Suppose we want to 1st quartile, 2nd quartile and 3rd quartile. This is a special case of sampling where the sample values are 25% of the observations apart. 

We can do this by first calculating the COUNT, divide that by 4 (number of quantiles) and then do:

(SELECT amount FROM payment ORDER BY amount LIMIT 4012, 1)
UNION ALL
(SELECT amount FROM payment ORDER BY amount LIMIT 8024, 1)
UNION ALL
(SELECT amount FROM payment ORDER BY amount LIMIT 12036, 1)

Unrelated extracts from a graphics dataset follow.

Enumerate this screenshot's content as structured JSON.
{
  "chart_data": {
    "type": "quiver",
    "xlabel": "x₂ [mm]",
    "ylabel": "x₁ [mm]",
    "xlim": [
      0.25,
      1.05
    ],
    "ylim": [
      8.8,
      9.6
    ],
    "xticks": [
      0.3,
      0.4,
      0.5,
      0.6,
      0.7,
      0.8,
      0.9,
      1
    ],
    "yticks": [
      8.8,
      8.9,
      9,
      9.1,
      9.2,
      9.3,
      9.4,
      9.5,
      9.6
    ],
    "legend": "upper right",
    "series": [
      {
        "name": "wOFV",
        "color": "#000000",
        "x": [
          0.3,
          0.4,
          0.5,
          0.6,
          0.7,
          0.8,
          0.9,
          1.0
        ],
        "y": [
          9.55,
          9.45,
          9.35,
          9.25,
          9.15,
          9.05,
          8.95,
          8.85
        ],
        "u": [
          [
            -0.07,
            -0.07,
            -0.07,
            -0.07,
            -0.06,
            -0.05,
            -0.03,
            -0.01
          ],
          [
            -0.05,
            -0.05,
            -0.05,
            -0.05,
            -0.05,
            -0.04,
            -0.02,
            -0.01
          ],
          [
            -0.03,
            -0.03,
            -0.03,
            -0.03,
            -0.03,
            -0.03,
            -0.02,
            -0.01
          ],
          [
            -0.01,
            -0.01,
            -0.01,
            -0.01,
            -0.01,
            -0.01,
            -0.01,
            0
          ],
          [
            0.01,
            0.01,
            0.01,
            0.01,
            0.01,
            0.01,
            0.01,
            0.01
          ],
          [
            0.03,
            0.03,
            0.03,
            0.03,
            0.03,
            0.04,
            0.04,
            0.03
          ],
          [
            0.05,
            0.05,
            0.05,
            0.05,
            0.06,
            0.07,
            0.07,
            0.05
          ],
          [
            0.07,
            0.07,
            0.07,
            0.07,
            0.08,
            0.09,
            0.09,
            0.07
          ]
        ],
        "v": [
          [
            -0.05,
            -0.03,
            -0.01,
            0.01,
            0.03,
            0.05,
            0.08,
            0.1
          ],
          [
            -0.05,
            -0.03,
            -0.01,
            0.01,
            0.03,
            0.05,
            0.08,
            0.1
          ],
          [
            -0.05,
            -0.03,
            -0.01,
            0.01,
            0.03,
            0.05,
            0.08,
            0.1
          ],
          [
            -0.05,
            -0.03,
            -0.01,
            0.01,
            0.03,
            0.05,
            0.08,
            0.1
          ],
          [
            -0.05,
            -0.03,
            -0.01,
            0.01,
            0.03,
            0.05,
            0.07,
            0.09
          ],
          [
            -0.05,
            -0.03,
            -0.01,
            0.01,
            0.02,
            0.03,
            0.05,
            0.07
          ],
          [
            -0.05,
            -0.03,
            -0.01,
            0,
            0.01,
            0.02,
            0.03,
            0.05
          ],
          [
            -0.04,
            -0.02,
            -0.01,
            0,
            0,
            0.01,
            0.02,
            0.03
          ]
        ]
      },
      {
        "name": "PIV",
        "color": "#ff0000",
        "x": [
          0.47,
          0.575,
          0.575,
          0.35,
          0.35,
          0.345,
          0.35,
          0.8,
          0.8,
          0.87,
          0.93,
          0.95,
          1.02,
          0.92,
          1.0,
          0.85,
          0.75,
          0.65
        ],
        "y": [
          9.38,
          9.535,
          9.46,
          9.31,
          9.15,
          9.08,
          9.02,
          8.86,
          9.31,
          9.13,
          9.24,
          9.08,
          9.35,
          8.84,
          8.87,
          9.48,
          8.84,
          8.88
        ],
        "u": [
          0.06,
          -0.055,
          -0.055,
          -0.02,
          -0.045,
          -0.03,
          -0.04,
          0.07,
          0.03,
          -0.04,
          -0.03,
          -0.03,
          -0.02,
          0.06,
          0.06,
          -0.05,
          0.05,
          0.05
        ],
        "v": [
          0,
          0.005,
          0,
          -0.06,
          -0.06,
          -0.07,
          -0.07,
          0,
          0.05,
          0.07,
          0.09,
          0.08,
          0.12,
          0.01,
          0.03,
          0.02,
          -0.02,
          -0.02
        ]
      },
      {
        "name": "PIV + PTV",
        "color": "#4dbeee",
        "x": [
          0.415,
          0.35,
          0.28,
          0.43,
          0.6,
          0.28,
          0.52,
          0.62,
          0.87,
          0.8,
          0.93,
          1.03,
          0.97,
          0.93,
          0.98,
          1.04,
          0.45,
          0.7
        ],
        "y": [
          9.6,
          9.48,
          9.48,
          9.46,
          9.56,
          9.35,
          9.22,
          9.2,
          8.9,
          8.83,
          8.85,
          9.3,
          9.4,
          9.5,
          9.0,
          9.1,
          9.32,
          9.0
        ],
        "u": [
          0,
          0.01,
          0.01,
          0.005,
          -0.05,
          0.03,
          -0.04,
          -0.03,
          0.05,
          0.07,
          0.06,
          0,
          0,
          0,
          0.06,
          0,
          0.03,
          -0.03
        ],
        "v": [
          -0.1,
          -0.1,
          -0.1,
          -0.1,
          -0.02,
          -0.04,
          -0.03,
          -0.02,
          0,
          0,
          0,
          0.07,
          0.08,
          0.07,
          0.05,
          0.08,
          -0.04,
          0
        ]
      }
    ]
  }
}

Unfortunately, MySQL will have to perform the expansive ORDER multiple times.
I propose syntax like this:

SELECT amount 
FROM payment 
ORDER BY amount 
LIMIT (4012, 1), (8024, 1), (12036, 1)

Alternatively, this could be solved in the optimizer by analyzing the query and deducing that only one table scan (and ORDER BY) is required.

How to repeat:
See description

Suggested fix:
Please implement option to specify multiple ranges for LIMIT, or make the optimizer smarter so it doesn't perform the scan (and ORDER BY) multiple times
[5 Jun 2014 16:43] Roland Bouman
For many sampling purposes a STEP clause to the LIMIT clause (so as to repeatedly walk through a window of rows before selecting them) would work too, but the enumeration is more powerful since it is more specific.
[9 Jun 2014 9:39] MySQL Verification Team
Hello Roland,

Thank you for the feature request!

Thanks,
Umesh